I think the make-up designer can take the real credit for that. She made him look amazing! He was quite sandy-haired and she made him look very dashing.”

If Collin is modest about her work, it is because she would rather it wasn’t noticed – or at least not immediately.

She is renowned for her “less is more” approach and her attention to detail. “The costume should be completely secondary so that you just become involved in the characters, particularly on television where it’s so important one believes in them. You know when you’ve cracked it because the actors are so appreciative. Lucy Crowe loves the way she looks as The Vixen in her cardigans and printed skirts and that sort of thing is so important to me because they are the ones creating these characters.”

Inspiration comes from all over – it’s obvious Collin’s mental reference library is vast, encompassing various historical periods, movements and continents.

For Nation, the National Theatre adaptation of the Terry Pratchett novel (also directed by Still), she describes afternoons lost in the British Museum.

“It’s set on a South Sea island at the turn of the 19th century, where a young Victorian girl is shipwrecked, but it’s a merging of all sorts of different cultures. I had no idea where to begin so I contacted the museum and went to look at all their objects and masks and clothes brought back by missionaries.” She pauses, presumably lost in the memory.

“It was extraordinary.”

The fabric for The Vixen’s costume was sourced by a contact in India who Collin met when working on The Bourne Supremacy in Goa.

She knew she wanted The Vixen to reference Roma gypsies and she wanted a fabric with “a flavour that is odd and different, something you wouldn’t associate with anything. India has so many prints – far more than ever make it over here – and when I sent her the pictures of my mood boards, she sent pictures of possible fabrics.”

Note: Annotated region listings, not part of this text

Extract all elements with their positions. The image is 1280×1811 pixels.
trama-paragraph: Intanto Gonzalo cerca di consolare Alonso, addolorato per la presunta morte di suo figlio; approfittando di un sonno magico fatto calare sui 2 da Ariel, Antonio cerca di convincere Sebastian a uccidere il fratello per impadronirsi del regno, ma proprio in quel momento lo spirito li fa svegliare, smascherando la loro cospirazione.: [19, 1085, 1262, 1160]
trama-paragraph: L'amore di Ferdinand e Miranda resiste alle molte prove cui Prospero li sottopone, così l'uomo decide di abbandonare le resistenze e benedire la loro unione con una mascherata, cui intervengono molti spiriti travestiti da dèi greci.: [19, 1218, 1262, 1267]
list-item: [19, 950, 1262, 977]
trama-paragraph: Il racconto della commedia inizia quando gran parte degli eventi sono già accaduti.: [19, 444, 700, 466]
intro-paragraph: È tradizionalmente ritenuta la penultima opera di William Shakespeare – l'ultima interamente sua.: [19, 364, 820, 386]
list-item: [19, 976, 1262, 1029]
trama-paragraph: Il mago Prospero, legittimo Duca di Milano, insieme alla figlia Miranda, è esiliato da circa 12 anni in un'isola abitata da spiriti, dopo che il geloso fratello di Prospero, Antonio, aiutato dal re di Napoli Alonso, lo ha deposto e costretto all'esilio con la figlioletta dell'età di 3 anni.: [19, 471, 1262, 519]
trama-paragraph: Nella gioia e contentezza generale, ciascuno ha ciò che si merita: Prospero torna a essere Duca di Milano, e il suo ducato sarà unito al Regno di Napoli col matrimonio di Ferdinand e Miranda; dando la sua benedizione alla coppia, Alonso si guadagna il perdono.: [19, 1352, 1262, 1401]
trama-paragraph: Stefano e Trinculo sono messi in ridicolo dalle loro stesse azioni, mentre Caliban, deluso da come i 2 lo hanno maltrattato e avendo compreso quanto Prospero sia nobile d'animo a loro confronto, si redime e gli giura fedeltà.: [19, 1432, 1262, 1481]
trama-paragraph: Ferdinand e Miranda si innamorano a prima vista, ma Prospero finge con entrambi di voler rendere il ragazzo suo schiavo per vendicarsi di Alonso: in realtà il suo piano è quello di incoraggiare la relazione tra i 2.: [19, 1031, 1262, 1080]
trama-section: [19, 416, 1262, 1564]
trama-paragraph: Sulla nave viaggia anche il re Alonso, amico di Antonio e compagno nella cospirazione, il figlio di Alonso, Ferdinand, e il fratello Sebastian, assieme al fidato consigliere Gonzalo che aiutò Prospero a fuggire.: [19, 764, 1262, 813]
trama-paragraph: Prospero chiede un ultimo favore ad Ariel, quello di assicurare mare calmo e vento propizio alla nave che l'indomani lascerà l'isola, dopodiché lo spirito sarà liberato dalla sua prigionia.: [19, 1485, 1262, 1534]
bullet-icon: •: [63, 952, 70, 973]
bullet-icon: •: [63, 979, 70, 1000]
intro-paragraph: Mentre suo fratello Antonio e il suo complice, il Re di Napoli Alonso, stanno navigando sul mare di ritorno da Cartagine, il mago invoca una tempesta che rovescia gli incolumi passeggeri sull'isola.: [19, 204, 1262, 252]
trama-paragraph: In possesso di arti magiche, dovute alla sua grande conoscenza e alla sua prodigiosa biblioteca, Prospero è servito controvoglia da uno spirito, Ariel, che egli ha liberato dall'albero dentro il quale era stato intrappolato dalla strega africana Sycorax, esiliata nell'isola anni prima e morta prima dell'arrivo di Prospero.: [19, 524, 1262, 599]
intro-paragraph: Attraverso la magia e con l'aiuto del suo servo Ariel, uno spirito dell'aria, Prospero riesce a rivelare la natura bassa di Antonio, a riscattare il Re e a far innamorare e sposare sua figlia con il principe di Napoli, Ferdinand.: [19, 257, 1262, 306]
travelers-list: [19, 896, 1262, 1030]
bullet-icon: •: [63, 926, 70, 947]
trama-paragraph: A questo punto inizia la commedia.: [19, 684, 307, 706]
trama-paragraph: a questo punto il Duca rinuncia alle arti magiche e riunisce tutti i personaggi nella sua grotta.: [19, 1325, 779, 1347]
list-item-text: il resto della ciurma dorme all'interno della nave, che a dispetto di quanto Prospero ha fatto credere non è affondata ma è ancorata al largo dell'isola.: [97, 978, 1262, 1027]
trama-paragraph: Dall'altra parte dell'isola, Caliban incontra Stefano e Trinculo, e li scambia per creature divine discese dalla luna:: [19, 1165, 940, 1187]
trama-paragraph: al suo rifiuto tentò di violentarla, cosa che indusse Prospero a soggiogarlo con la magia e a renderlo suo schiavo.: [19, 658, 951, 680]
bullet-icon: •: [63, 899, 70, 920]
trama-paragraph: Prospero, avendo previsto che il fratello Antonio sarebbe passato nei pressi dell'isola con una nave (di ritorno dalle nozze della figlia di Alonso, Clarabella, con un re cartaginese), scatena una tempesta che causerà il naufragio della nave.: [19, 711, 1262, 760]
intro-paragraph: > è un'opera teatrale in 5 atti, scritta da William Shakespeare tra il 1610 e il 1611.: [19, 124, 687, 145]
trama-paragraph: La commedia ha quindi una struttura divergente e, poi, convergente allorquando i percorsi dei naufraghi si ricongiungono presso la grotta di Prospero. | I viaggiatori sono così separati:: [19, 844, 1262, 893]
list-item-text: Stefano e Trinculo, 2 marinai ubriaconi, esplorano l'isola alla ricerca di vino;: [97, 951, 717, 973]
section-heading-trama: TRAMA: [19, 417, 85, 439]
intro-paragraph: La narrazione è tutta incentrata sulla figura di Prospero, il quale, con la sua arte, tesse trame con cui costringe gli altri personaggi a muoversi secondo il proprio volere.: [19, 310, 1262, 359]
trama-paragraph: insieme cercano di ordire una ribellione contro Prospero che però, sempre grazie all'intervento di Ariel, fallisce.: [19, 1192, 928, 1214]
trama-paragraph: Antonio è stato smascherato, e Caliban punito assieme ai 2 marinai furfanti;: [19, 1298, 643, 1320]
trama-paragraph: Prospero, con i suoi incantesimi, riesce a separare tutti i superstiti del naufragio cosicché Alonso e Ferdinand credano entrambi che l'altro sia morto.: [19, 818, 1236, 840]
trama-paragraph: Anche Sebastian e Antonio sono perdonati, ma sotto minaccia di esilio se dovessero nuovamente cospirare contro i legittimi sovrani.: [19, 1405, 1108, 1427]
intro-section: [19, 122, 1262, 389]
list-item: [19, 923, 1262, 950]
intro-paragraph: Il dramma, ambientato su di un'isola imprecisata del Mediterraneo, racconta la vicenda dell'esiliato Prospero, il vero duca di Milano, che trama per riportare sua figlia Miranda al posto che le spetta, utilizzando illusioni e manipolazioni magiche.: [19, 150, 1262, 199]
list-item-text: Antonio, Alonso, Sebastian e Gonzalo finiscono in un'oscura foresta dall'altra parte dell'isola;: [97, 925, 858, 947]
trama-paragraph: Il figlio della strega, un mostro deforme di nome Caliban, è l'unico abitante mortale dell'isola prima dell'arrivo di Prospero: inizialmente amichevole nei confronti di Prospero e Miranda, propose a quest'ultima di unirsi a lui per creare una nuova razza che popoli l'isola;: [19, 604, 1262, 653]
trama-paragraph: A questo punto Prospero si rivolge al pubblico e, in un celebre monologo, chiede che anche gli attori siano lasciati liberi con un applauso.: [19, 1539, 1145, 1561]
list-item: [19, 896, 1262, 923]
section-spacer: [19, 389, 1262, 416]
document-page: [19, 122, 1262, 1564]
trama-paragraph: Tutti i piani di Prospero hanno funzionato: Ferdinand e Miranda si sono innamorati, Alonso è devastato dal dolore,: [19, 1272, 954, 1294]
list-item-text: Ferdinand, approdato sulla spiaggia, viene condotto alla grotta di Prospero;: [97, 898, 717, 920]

Her work can next be seen in forthcoming film Hyde Park On Hudson, the story of the love affair between Franklin D Roosevelt (played by Bill Murray) and his distant cousin (Laura Linney) that centres on the weekend in 1939 when our King and Queen visited New York.

“With those sort of period films, it’s about taking original clothes and copying them. I wasn’t aware how many amazing late-1930s dresses there are sitting in New York costume houses.”

But I’m distracted by the cast. How wonderful, I say, working with Bill Murray. “Oh, he’s absolutely charming, a lovely man.

I actually brought him to Glyndebourne just before we finished the film. He came to see Turn Of The Screw and loved it. Then we got on the train and went to The Ram Inn at Firle for lunch – they couldn’t believe their eyes!”